WASHINGTON (AP) – The Republican-controlled Senate will begin hearings Jan. 9 on Judge Samuel Alito’s appointment to the Supreme Court, leaders of the Judiciary Committee announced Thursday, a bipartisan repudiation of President Bush’s call for a final confirmation vote before year’s end.
"It simply wasn’t possible to accommodate the schedule that the White House wanted," said Sen. Arlen Specter, R-Pa., the committee chairman. He outlined a timetable that envisions five days of hearings, followed by a vote in committee on Jan. 17 and the full Senate on Jan. 20.
"It’s far more important to do it right than fast," said Vermont Sen. Patrick Leahy, the senior Democrat on the committee. "In this case, I suspect we’re doing both."
While Bush had called for a confirmation by the end of the year, administration spokesman Steve Schmidt raised no objection to the schedule.

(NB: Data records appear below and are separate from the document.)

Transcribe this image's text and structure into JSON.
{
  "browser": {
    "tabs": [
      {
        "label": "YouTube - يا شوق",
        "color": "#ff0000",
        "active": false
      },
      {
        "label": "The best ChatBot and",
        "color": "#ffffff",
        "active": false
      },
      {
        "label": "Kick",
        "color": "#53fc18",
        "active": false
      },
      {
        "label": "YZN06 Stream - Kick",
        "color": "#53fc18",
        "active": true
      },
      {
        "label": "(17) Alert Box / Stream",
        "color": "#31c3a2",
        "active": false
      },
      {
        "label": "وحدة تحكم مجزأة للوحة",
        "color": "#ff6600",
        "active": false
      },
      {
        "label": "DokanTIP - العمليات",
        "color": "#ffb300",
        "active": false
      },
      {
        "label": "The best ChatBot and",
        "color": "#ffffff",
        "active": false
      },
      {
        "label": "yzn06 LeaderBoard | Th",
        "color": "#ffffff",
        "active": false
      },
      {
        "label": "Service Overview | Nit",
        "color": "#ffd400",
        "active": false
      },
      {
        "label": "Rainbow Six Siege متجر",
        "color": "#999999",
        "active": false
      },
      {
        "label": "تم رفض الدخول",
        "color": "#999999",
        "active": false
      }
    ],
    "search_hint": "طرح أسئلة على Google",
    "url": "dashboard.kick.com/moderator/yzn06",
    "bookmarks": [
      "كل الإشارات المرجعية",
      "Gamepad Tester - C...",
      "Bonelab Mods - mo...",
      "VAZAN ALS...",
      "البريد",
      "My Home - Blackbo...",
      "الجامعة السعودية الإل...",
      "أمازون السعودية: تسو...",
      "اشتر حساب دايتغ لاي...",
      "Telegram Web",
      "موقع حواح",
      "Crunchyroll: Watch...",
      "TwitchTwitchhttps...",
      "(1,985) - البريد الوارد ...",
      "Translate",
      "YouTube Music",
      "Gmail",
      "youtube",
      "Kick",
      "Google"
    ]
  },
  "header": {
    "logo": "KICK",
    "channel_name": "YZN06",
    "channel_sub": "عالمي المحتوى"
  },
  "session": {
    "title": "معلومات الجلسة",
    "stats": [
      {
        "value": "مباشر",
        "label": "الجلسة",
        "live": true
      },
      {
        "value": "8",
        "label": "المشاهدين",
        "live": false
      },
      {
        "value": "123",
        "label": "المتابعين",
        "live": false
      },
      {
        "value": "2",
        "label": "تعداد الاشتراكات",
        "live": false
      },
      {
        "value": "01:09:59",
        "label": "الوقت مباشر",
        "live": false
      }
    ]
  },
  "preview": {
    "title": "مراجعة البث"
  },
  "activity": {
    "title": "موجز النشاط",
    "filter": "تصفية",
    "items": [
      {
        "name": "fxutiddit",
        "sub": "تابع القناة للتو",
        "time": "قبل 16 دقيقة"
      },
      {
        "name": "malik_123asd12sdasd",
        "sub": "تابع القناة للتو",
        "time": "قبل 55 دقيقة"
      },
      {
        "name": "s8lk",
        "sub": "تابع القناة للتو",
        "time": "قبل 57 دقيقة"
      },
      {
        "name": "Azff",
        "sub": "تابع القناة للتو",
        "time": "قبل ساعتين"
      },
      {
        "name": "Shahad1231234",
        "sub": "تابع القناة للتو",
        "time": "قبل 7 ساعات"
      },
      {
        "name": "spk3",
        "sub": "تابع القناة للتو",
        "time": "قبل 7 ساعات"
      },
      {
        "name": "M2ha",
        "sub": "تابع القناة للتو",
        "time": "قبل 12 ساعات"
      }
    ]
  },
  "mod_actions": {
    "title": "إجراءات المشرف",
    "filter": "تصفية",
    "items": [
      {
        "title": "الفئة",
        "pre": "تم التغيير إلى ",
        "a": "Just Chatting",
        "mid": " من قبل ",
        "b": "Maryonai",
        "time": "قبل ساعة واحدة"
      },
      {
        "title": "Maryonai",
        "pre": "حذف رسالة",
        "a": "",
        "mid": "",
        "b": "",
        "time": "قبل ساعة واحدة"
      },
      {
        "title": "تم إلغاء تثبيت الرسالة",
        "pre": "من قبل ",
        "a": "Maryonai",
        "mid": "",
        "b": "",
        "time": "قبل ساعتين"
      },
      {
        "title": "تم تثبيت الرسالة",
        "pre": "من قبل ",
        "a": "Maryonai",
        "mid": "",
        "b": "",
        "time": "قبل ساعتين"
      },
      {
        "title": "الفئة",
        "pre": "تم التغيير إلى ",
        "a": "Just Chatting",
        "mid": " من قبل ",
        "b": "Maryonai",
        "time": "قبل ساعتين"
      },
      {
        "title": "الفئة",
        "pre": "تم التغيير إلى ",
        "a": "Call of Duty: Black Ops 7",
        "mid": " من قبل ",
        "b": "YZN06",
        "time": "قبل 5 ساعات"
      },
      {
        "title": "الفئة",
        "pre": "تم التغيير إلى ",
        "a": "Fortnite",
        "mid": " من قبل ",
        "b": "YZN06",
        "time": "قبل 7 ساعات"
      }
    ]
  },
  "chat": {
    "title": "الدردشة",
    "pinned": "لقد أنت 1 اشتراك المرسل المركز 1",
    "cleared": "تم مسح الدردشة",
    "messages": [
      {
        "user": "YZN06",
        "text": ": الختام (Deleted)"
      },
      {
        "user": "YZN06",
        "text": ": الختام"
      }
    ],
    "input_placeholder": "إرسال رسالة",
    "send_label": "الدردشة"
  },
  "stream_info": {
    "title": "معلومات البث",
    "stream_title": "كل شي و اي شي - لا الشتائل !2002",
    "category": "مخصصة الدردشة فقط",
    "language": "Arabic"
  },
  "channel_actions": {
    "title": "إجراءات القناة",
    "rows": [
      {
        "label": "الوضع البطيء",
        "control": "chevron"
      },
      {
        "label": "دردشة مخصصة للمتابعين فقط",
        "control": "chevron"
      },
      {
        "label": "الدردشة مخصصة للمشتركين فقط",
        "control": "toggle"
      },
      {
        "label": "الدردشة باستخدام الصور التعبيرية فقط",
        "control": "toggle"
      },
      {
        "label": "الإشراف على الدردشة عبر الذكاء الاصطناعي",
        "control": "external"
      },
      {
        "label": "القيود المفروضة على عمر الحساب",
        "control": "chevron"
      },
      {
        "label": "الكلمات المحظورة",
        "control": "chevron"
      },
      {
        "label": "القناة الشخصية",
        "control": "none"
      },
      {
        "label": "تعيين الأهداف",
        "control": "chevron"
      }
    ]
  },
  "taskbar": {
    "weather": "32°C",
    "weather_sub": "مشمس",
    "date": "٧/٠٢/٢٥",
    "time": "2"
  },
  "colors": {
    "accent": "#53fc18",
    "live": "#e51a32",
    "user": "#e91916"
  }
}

He said the White House had "great confidence in Chairman Specter to manage the extremely complicated process of moving a nominee to the Supreme Court through the U.S. Senate."
Nor was there any evidence the scheduling decision signaled any deeper dissatisfaction among Republicans to the nomination. "I think Judge Alito has made a very good first impression," Specter said.
Bush nominated Alito on Monday to fill the seat of Justice Sandra Day O’Connor, who has often held the swing vote on cases involving issues such as abortion and affirmative action. Already, some Democrats have raised the possibility of a filibuster – an attempt to prevent final action on the nomination – and Leahy stopped short of committing to a vote in the full Senate on Jan. 20.
Specter said that "lurking below the surface is a concern for a filibuster." He said pushing the start of hearings to January "takes away a principal argument for those who would say the Senate is rushing."
The decision gives committee aides additional time to review a voluminous record that Alito has compiled in 15 years as a judge on the 3rd U.S. Circuit Court of Appeals. The 55-year-old judge has written an estimated 300 rulings and participated in roughly 1,500 cases.
Specter announced the date for hearings as Alito courted support in assembly-line fashion, using a room off the Senate floor as an impromptu office while lawmakers rotated through.
Conservatives eager to replace O’Connor and push the court to the right have swung behind Alito’s nomination. One sharply criticized the Jan. 9 date even though it has been only four days since Alito’s appointment was announced. "They need to stop stalling," said Tony Perkins, head of the Family Research Council.
Senate Majority Leader Bill Frist, R-Pa., looks forward to starting 2006 "with an up or down vote to confirm Judge Alito," said Eric Ueland, chief of staff for the Tennessee Republican, in a statement.
Apart from the legal rulings to be reviewed, the National Archives said in a statement that its staff would need several weeks to complete a search of Justice Department records for any material pertaining to Alito. The agency also is seeking documents at the Ronald Reagan and George Bush presidential libraries that might shed light on Alito’s actions or views, the statement said.
Alito worked in both administrations and was a federal prosecutor in his home state of New Jersey before his confirmation as an appeals court judge.
Since Monday, Alito has met with more than a dozen senators in courtesy calls, a time-honored process that involves having the nominee walk from one office to another.
With lawmakers involved in a daylong series of votes that kept them in the Capitol, Alito was ushered into a room a few paces off the Senate floor so senators – John Cornyn, R-Texas; Trent Lott, R-Miss.; and Robert Bennett, R-Utah – could be brought to him.
A fourth Republican, Lincoln Chafee of Rhode Island, talked with Alito on the steps outside the Capitol. A supporter of abortion rights, Chafee said he raised the issue with the nominee in their brief meeting. "We were able to have a candid conversation that I prefer to keep confidential," he said.
Like other senators, Chafee said he was withholding his judgment about the nomination until after the hearings. "As a horseman, I know the first step when you meet a horse is to take it easy, take it slow," he said.
Republicans have the ability to schedule hearings as they wish. Democrats have procedural rights under Senate rules that could prolong the hearings, delay sending the nomination to the floor or otherwise complicate the administration’s desire for a smooth confirmation.
Additionally, some Republicans noted that a vote in January – before Bush’s State of the Union address – could allow him to claim an early political success in the new year. They also said it could be politically risky to have Alito testify in December, then allow several weeks to elapse before a vote by the full Senate. That would allow liberal critics to mount a nationwide campaign for his rejection.